Long Term Effects of Using Meth

Frequent consumption of meth can lead to various health problems some of which can even get engraved deep within a healthy mind. These psychological issues can further lead to numerous other problems that can further degrade the health of an individual. When meth is abused for a longer period, the brain develops a dependence on the drug and pushes the user to use it more. This dependence turns into an addiction and may stick with a person for a lifetime.

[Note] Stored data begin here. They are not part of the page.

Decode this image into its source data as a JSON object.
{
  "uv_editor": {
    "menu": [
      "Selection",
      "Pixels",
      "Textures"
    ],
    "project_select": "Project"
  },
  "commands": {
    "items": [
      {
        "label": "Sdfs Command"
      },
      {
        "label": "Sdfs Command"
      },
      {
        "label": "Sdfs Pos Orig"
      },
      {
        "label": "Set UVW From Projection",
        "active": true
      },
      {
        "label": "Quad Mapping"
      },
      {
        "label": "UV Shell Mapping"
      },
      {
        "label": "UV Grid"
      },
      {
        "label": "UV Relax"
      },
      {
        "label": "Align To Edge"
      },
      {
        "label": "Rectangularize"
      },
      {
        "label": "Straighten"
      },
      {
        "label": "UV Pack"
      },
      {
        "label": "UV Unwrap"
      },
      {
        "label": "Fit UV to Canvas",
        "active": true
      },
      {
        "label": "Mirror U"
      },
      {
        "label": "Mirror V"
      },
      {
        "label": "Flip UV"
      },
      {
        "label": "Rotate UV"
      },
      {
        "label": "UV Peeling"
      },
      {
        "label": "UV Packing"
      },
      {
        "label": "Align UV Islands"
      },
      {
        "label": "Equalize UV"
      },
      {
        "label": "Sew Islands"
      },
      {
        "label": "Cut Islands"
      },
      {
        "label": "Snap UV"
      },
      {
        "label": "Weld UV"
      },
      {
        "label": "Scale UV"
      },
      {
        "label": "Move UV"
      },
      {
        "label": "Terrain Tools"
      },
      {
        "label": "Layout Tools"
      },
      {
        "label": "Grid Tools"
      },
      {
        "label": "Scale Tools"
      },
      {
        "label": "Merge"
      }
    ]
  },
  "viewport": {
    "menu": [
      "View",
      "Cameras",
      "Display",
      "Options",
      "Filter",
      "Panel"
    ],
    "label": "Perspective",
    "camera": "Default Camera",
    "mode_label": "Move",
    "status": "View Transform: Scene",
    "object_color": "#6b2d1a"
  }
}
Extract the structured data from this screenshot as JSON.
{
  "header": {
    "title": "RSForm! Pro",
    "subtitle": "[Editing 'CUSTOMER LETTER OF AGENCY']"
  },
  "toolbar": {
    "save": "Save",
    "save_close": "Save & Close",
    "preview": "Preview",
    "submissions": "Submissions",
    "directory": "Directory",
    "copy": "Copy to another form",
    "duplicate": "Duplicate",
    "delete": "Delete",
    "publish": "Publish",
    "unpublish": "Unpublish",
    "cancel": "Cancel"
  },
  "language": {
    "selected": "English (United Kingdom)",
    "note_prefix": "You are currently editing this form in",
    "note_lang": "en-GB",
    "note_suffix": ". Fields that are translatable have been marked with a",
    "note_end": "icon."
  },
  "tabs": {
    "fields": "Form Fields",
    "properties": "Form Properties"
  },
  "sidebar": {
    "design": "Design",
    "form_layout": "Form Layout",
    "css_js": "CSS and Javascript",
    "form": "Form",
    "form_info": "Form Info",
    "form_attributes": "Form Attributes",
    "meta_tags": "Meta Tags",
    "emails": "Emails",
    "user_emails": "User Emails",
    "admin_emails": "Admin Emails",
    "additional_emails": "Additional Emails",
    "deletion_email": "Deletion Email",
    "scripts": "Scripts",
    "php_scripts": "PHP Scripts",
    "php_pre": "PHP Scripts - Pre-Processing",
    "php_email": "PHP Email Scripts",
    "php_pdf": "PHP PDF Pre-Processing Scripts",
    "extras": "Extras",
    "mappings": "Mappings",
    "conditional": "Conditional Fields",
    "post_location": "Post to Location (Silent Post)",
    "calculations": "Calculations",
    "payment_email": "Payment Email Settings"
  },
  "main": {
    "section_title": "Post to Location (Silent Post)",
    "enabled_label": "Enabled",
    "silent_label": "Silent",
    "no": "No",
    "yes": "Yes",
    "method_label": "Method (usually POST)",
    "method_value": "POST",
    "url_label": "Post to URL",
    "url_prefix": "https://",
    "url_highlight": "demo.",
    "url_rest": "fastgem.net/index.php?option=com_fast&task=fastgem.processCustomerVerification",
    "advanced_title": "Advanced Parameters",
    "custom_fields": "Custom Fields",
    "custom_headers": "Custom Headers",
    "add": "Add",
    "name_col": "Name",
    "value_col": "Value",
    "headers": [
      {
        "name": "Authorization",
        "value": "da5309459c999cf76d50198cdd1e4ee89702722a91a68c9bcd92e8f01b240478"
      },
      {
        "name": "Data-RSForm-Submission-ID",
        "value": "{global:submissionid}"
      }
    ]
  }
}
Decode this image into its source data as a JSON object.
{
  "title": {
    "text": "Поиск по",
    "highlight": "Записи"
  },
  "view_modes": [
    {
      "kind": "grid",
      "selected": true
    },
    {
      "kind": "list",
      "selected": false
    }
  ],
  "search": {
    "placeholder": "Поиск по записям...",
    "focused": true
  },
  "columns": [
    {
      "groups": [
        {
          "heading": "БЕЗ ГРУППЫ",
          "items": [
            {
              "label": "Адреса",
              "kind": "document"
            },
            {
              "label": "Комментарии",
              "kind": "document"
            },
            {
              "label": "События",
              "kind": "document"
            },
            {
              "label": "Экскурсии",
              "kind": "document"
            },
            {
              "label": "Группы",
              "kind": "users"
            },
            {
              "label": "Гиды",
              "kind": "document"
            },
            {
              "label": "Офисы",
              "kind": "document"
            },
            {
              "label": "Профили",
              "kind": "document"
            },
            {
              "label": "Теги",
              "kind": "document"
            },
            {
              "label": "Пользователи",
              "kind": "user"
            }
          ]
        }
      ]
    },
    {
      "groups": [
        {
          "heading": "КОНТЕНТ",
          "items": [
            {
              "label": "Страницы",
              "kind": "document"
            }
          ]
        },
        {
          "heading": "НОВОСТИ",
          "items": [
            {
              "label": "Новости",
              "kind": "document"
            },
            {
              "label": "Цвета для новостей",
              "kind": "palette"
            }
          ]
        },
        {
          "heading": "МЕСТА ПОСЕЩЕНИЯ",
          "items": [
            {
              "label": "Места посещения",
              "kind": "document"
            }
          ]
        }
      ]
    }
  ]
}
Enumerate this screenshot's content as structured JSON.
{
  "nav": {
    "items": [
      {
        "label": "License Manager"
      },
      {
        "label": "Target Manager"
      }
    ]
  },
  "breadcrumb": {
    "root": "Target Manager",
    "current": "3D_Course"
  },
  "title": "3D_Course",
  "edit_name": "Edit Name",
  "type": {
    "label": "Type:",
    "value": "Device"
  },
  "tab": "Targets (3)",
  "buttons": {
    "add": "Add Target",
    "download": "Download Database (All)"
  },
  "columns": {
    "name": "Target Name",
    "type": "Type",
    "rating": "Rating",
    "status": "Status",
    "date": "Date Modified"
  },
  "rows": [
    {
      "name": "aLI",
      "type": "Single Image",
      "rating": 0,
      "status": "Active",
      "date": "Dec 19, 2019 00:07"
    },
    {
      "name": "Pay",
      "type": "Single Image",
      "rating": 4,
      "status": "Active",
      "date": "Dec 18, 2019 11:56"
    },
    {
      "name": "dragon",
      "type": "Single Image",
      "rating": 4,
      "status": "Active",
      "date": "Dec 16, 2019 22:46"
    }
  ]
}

Long-term use of meth also has several physical and psychological effects such as:

Physical effects

  • Heart-related issues
  • Problems related to the respiratory system.
  • High chance of liver failure.
  • Black teeth or also known as meth teeth where the user’s teeth decay to a level where they are blackened and are almost destroyed.
  • Kidney issues and possibly failure.
  • The aging process can be accelerated and may result in premature aging.
  • Problems associated with reproduction
  • Skin infection and decaying.
  • High blood pressure and high body temperatures.
  • Degrading physical health and sudden weight loss.
  • A cardiac arrest that may lead to death.

Psychological effects

  • Altered brain chemistry which results in high production of dopamine.
  • Impaired cognition
  • Memory loss and the lack of concentration
  • Clinical depression
  • Delusions and paranoia.
  • The inability to feel pleasure in anything else like sex, games, outdoor activities, etc., except consuming methamphetamine.
  • Aggressive behavior.
  • Irritability.
  • Psychosis.

Signs of Meth Addiction

The addiction for meth develops quickly and can make a person depend on the drug even after one or two times of use. The Diagnostic and Statistic Manual of Mental Disorders suggests that an individual can be classified as having a meth addiction if he or she meets any of the two criteria within one year.

The criteria are:

  • Using meth in conditions where they or other people can be at risk such as driving under the influence of meth or overdosing.
  • Neglecting any other responsibility like academic, professional, and personal, and choosing meth use over and above everything.
  • Personal or social issues sourcing because of an individual’s habit of consuming meth.
  • Abusing larger amounts of methamphetamine for long periods.
  • Experiencing withdrawal symptoms after leaving meth even for a day.
  • Developing a tolerance for the drug, meaning requiring more and more meth to get the same high.
  • Spending large amounts of money and time on meth.
  • Failed attempts to control or completely quit the meth abuse.
  • Heightened drug cravings.

If up to three of the above criteria are met, the methamphetamine abuse disorder is considered mild. Four or five symptoms account for a moderate disorder, while six and more are considered a sign for a severe meth abuse disorder.